Award-winning Jamaican actor and playwright David Heron says the inability to strike a balance between a standard American accent and their native tongue could be the most significant thing keeping Jamaican talent from landing major roles in international productions.
Heron, who just finished narrating a Rolling Stones tribute podcast for the late Toots Hibbert called A Reggae King Rises, told THE STAR that as an actor with limited podcast experience, producers considered going with an American.
“When I had the chance to speak with the producers of the project, they told me they wanted a Jamaican performer who had done Shakespeare and was classically trained. They said for the project they wanted someone who had a masterful command of American English, but they also wanted someone who sounded authentically Jamaican, someone who could straddle both of those worlds,” he said. “They wanted the portrayal of Toots to sound real. I think producers across the globe are realising more and more that they cannot get away with a Kool Runnings or a How Stella Got Her Groove Back situation.
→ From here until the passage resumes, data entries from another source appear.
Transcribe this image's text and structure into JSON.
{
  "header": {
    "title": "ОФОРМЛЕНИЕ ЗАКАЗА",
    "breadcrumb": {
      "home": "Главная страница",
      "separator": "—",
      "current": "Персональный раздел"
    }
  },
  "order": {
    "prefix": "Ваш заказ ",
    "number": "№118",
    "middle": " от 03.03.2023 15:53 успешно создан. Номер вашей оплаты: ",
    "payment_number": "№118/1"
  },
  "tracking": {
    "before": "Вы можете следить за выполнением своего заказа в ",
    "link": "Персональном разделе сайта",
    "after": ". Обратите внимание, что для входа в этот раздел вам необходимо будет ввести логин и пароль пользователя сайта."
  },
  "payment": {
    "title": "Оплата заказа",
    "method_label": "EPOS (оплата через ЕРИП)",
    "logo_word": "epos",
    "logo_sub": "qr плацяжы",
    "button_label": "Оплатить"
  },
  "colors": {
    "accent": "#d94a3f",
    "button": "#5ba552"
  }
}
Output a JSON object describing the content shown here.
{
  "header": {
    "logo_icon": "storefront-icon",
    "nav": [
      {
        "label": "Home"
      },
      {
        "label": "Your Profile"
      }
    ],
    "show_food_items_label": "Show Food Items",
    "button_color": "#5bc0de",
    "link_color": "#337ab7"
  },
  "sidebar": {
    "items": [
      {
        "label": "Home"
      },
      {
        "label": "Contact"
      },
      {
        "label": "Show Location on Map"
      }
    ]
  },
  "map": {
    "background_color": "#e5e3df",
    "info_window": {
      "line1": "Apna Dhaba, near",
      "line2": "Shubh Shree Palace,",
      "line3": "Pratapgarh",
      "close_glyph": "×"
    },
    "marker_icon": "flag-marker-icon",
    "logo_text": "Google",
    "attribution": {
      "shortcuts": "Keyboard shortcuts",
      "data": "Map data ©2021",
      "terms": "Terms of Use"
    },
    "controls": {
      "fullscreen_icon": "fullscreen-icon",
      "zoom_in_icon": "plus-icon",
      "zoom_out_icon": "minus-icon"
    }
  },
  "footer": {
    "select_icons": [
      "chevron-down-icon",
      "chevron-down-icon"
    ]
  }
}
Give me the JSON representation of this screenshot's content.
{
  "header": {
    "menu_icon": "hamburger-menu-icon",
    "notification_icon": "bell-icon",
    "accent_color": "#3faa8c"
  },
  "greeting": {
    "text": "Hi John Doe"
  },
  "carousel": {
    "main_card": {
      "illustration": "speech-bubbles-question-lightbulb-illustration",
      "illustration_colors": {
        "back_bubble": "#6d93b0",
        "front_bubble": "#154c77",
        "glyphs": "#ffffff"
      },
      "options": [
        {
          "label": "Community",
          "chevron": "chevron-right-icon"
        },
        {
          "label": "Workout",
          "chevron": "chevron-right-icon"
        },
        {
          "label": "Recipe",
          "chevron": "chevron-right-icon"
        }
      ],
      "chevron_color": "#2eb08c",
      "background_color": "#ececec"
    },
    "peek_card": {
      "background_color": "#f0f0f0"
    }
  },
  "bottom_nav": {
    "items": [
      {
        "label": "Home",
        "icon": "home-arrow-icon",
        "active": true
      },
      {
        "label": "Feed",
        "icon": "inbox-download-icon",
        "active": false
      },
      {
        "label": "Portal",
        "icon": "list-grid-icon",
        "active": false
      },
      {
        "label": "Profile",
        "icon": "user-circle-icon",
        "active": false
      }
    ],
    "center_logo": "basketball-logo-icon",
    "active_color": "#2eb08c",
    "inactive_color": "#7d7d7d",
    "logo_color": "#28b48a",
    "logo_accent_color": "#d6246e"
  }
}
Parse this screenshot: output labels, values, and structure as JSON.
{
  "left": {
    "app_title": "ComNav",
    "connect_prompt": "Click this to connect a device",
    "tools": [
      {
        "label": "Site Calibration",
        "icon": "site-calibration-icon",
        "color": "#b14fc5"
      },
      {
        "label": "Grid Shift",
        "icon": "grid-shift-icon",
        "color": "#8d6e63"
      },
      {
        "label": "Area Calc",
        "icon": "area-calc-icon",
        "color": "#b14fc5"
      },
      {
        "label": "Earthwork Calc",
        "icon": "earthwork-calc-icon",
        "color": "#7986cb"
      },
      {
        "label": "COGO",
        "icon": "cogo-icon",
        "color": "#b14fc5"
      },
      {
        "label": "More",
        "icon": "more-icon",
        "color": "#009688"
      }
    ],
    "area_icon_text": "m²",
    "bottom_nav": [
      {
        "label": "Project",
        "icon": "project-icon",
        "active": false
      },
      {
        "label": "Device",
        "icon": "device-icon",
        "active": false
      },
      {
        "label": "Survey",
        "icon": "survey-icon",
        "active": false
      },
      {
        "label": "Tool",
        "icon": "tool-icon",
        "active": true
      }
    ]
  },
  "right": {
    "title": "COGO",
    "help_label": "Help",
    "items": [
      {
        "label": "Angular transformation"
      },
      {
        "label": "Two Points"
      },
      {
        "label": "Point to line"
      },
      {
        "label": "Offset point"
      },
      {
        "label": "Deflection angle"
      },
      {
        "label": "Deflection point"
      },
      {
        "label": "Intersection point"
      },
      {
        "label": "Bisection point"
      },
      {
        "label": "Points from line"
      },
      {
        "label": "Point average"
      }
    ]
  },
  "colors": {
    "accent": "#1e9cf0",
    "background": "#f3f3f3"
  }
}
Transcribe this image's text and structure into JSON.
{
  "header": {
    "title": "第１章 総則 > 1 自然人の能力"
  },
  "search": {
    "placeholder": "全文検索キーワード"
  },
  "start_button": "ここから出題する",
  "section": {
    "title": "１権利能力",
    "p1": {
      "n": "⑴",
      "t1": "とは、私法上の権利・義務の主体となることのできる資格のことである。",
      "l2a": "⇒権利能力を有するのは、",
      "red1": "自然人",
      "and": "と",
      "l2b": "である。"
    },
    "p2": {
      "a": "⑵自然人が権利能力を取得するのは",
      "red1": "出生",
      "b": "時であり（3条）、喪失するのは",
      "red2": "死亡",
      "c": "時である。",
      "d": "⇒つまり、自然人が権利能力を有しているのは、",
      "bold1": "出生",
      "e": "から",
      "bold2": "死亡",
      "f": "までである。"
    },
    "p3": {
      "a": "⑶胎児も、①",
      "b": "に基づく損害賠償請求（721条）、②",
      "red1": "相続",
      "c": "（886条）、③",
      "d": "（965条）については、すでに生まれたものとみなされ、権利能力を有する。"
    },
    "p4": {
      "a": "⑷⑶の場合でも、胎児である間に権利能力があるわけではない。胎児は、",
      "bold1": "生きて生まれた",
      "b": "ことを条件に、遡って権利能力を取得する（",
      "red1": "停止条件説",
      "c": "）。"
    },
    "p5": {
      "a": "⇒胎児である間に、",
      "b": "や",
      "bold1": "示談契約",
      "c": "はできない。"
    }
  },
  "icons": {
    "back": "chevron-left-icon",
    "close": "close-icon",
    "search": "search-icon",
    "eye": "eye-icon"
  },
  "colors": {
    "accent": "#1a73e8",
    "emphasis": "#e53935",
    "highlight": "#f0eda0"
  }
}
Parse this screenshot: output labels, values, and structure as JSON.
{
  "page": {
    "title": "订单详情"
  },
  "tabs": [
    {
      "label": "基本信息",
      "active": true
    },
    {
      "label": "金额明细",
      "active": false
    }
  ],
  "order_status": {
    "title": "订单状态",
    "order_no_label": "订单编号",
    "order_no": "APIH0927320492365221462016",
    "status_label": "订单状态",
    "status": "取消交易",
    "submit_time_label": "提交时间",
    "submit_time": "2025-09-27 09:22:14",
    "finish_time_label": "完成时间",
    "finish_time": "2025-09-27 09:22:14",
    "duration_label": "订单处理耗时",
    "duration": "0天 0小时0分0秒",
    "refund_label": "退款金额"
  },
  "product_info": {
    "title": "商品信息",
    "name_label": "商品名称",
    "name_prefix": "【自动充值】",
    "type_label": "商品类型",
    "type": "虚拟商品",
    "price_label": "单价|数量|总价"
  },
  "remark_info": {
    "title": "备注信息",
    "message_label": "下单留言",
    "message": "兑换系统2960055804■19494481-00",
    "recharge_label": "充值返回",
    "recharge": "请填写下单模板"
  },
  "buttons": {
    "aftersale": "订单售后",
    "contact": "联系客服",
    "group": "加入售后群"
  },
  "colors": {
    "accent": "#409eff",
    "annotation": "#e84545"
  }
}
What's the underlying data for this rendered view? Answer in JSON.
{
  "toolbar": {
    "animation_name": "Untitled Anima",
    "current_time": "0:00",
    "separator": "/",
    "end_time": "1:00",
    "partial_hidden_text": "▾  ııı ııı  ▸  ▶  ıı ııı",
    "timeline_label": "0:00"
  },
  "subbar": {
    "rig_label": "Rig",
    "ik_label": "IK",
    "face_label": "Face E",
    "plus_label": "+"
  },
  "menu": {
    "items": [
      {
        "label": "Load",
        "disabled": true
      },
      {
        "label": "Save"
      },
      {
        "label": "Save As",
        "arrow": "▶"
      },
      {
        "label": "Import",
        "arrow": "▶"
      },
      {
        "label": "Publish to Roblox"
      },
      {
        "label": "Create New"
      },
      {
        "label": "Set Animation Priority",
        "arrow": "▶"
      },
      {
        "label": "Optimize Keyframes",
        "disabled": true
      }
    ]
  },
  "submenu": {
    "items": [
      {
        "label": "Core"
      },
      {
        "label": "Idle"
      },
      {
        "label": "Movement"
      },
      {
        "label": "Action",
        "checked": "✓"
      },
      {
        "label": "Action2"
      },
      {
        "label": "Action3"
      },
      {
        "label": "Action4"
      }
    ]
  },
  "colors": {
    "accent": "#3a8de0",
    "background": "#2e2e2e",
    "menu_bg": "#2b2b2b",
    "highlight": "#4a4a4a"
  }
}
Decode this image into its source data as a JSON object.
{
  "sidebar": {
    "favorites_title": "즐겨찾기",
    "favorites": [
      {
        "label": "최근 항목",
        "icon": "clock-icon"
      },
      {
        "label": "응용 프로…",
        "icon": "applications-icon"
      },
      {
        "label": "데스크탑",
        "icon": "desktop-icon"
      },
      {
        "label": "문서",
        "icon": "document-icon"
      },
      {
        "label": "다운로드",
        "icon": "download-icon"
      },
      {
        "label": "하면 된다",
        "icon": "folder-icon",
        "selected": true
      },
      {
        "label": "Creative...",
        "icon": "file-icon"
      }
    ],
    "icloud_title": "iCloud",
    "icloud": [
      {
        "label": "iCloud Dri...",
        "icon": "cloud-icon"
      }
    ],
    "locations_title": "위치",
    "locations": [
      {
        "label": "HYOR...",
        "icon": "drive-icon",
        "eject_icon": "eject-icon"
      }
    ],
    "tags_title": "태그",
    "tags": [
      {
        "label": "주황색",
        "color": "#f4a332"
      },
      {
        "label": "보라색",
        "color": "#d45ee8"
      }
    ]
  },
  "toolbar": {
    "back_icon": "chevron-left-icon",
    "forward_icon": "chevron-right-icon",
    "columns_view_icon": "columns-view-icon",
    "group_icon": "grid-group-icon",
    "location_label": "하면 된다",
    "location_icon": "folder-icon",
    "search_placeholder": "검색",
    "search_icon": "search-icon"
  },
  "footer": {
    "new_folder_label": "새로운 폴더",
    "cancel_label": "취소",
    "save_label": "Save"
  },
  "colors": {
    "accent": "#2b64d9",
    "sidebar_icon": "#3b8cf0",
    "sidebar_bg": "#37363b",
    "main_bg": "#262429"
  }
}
Both of those are films I enjoyed immensely, but as splendid as the actors were, they couldn’t get the Jamaican accent right.”
Heron said that the fact that the producers realised the need to get a Jamaican for the podcast, suggested to him that producers “now know that because of social media and the ability of anybody anywhere to go to YouTube and hear what a real Jamaican accent sounds like, they are now being held accountable”.
But Heron says Jamaican actors would continue to be overlooked for parts they are capable of handling because they do not possess the ability to ‘swing out’ of their native tongue, something he has heard complaints about.
“A lot of the talent coming out of Jamaica is rough around the ages, and we need to fix that,” he said. “As much as we would love to do these films in patois right through completely, we have to think about the audience and reach. Viewers still need to understand what you’re saying. If you can’t shake off the Jamaican accent and sound ‘American’ as needs be, things will not improve. You should have the ability to do both.”